Kubernetes HPA with Custom Metrics from Prometheus

A useful example and step by step guide that can be used when K8s pod autoscaling based on Custom Metrics is needed.

Cezar Romaniuc
Towards Data Science

--

I decided to write these steps because I was recently involved in migrating a complex application from AWS to GCP and as with other systems of this kind we cannot meet their SLAs by relying on CPU or memory usage metrics only.

Autoscaling is an approach to automatically scale up or down workloads based on the resource usage. The K8s Horizontal Pod Autoscaler:

  • is implemented as a control loop that periodically queries the Resource Metrics API for core metrics, through metrics.k8s.io API, like CPU/memory and the Custom Metrics API for application-specific metrics (external.metrics.k8s.io or custom.metrics.k8s.io API. They are provided by “adapter” API servers offered by metrics solution vendors. There are some known solutions, but none of those implementations are officially part of Kubernetes)
  • automatically scales the number of pods in a deployment or replica set based on the observed metrics.

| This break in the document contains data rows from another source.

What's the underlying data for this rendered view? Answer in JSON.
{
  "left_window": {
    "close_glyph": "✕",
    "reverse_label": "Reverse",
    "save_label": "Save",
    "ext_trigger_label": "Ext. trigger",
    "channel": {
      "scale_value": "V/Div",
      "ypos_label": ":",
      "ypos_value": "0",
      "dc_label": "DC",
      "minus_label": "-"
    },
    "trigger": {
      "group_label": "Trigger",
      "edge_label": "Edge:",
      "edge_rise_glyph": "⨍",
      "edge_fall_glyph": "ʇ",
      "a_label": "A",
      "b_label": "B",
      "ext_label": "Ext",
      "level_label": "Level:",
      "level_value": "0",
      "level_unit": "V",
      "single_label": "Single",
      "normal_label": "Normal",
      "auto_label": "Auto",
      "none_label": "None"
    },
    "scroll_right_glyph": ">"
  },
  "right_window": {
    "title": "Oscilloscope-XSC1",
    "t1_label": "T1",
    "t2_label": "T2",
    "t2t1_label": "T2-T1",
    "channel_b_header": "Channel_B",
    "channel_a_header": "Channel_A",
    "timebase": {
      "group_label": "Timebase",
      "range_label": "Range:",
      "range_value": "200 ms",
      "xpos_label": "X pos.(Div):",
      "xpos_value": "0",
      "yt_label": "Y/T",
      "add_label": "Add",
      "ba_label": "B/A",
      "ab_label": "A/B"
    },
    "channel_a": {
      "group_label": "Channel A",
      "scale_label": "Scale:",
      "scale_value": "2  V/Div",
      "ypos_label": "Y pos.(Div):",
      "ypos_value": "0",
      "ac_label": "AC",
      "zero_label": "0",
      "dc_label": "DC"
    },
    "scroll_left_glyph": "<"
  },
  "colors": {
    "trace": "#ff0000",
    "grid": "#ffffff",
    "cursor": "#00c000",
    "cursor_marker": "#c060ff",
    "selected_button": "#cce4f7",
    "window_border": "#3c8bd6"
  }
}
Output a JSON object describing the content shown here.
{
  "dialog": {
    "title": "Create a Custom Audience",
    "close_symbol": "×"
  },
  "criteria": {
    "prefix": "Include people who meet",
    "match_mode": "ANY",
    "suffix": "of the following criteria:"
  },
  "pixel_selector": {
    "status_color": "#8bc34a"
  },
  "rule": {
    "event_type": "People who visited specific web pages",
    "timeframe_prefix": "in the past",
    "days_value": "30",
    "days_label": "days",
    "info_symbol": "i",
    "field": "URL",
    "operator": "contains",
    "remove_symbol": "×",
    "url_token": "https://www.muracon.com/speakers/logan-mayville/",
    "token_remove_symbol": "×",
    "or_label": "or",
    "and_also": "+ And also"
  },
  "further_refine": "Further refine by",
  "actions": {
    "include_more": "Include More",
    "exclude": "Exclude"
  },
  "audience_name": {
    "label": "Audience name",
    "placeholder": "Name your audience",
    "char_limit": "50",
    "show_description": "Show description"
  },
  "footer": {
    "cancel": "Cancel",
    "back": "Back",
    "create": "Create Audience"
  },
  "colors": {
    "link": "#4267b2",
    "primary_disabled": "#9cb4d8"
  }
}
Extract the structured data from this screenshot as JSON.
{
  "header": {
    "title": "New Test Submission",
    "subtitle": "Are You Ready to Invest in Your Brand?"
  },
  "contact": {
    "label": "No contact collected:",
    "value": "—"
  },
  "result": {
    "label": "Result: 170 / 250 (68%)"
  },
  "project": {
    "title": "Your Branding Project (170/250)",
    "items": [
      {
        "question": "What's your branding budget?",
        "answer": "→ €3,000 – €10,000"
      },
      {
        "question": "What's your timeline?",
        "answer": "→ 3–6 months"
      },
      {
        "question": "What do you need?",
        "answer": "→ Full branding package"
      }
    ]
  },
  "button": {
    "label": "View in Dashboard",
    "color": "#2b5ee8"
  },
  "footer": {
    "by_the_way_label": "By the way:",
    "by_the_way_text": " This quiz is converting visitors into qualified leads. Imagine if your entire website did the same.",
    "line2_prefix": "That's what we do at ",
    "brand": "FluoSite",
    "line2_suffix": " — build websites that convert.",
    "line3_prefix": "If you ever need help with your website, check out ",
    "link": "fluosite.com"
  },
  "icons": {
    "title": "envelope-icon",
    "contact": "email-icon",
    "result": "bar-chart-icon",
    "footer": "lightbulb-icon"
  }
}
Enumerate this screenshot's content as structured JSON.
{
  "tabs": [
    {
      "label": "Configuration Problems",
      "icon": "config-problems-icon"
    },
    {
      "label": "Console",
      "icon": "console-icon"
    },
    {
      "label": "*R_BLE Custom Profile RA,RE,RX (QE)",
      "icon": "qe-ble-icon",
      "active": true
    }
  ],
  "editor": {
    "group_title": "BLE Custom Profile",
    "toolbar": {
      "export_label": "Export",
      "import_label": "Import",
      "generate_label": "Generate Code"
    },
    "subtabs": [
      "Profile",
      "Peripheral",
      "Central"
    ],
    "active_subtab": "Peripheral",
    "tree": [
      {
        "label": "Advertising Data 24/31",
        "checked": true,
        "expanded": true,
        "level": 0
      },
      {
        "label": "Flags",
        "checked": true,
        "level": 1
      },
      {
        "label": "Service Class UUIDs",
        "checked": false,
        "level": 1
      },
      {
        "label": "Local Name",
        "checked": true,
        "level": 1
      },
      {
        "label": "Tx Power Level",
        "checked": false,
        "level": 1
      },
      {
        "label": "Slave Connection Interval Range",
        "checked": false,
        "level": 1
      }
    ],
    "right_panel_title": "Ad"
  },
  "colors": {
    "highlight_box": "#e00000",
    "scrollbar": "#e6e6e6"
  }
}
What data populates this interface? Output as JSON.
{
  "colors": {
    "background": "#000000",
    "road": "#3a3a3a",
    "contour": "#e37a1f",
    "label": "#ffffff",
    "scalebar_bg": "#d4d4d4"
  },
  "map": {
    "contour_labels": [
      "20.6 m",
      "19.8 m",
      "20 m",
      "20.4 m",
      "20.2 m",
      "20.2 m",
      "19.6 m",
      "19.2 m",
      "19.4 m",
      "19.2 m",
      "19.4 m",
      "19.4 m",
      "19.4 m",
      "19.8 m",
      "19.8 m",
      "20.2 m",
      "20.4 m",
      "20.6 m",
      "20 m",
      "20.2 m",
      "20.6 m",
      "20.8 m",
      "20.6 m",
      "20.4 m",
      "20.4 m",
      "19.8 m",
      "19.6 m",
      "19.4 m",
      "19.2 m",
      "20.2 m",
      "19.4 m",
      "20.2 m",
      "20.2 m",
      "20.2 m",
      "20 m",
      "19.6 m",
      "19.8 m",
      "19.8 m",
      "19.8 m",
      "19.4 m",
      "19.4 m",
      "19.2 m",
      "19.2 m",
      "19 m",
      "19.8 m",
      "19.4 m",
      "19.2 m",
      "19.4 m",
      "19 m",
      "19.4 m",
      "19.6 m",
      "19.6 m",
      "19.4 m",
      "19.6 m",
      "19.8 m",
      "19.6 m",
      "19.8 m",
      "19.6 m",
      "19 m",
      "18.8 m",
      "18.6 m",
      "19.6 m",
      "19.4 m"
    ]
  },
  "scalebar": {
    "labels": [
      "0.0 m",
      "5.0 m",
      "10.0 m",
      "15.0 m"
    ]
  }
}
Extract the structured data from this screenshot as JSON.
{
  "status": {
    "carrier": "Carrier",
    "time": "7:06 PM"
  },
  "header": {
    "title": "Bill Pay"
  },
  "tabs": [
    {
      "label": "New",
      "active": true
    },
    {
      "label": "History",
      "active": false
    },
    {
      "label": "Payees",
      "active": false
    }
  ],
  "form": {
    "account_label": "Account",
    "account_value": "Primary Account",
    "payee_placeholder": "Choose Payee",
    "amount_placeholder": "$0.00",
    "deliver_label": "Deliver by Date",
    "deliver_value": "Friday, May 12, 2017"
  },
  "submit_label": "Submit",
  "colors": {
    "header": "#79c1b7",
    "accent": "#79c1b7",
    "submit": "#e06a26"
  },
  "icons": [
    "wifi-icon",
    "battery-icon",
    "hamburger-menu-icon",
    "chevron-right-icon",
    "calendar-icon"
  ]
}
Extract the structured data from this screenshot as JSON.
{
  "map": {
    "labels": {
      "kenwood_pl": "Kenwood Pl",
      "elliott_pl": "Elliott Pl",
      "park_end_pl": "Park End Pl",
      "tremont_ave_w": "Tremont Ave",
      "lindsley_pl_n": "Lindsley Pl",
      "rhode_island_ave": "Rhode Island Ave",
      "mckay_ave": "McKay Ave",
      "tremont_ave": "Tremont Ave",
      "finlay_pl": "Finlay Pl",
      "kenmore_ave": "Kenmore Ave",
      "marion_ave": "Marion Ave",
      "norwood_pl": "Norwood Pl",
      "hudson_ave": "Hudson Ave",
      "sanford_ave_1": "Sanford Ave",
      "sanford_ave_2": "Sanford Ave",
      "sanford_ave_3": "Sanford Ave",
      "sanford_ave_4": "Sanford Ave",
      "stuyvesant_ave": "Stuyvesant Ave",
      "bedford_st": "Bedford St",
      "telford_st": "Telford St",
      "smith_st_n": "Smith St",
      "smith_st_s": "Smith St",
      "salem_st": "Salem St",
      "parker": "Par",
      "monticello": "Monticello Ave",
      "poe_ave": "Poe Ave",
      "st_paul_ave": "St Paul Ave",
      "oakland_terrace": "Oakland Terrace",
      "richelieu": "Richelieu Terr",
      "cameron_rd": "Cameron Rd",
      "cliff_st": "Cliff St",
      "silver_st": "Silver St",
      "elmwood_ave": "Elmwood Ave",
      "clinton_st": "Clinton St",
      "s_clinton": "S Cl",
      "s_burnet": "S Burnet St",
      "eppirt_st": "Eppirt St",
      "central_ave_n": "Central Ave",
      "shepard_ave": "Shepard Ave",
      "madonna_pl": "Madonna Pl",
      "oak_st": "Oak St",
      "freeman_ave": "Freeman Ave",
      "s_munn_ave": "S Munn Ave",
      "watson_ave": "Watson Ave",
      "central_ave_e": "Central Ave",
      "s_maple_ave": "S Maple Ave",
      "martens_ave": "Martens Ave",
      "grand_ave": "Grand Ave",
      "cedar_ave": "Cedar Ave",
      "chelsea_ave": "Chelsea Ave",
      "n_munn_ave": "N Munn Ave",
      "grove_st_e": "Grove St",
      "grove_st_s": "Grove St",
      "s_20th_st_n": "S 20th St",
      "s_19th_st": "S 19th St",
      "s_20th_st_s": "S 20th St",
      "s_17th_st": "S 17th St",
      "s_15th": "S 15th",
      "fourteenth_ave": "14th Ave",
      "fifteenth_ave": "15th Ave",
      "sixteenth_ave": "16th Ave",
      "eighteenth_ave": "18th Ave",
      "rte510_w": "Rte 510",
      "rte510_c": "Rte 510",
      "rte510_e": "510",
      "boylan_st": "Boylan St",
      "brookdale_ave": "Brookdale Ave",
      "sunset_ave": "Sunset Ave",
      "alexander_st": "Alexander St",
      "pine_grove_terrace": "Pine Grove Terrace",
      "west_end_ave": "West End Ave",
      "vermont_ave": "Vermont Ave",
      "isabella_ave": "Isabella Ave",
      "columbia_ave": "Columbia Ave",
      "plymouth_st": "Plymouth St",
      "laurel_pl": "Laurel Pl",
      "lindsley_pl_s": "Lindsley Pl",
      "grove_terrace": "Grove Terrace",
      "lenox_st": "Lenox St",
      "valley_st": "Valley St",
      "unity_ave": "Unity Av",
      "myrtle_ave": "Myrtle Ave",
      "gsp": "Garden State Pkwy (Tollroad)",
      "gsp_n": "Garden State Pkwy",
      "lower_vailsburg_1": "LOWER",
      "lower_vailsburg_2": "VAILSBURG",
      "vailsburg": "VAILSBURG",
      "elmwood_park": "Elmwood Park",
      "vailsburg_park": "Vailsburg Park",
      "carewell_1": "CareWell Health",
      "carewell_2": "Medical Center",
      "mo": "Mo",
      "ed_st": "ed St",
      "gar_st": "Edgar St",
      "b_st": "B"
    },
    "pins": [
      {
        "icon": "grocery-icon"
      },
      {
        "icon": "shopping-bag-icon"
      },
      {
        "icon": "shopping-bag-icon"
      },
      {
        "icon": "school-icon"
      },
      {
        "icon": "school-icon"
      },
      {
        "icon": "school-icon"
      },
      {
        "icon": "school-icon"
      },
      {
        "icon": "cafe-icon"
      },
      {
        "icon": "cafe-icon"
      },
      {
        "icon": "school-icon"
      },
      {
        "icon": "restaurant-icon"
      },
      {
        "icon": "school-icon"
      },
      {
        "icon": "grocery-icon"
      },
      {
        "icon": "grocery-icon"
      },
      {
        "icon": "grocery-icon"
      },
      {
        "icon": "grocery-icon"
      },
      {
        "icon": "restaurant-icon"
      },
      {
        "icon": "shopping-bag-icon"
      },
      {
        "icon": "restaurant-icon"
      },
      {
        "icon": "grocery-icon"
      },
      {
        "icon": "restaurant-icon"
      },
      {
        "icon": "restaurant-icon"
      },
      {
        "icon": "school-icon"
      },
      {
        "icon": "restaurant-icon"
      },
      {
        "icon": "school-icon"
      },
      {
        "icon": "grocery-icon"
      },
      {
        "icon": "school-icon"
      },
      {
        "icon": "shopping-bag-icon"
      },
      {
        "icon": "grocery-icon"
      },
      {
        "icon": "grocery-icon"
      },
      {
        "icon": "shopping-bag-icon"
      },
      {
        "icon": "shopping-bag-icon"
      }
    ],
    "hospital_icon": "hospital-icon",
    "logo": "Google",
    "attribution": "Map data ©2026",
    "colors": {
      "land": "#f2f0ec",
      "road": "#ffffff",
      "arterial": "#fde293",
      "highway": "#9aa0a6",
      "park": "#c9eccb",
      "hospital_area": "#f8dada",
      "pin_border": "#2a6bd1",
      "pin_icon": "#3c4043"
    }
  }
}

In what follows we’ll focus on the custom metrics because the Custom Metrics API made it possible for monitoring systems like Prometheus to expose application-specific metrics to the HPA controller.

In order to scale based on custom metrics we need to have two components:

  • One that collects metrics from our applications and stores them to Prometheus time series database.
  • The second one that extends the Kubernetes Custom Metrics API with the metrics supplied by a collector, the k8s-prometheus-adapter. This is an implementation of the custom metrics API that attempts to support arbitrary metrics.

Step-by-step guide on configuring HPA

  1. Let’s assume that we have the following two application (named myapplication) specific metrics published to Prometheus which is listening in our cluster on http://prometheus-server.prometheus:
myapplication_api_response_time_count{endpoint="api/users",environment="test",environment_type="development",instance="10.4.66.85:9102",job="myapplication-pods",namespace="myapplication",pod="myapplication-85cfb49cf6-kvl2v",status_code="2xx",verb="GET"}

and

myapplication_api_response_time_sum{endpoint="api/users",environment="test",environment_type="development",instance="10.4.66.85:9102",job="myapplication-pods",namespace="myapplication",pod="myapplication-85cfb49cf6-kvl2v",status_code="2xx",verb="GET"}

We would like to scale our application pods based on the endpoint latency.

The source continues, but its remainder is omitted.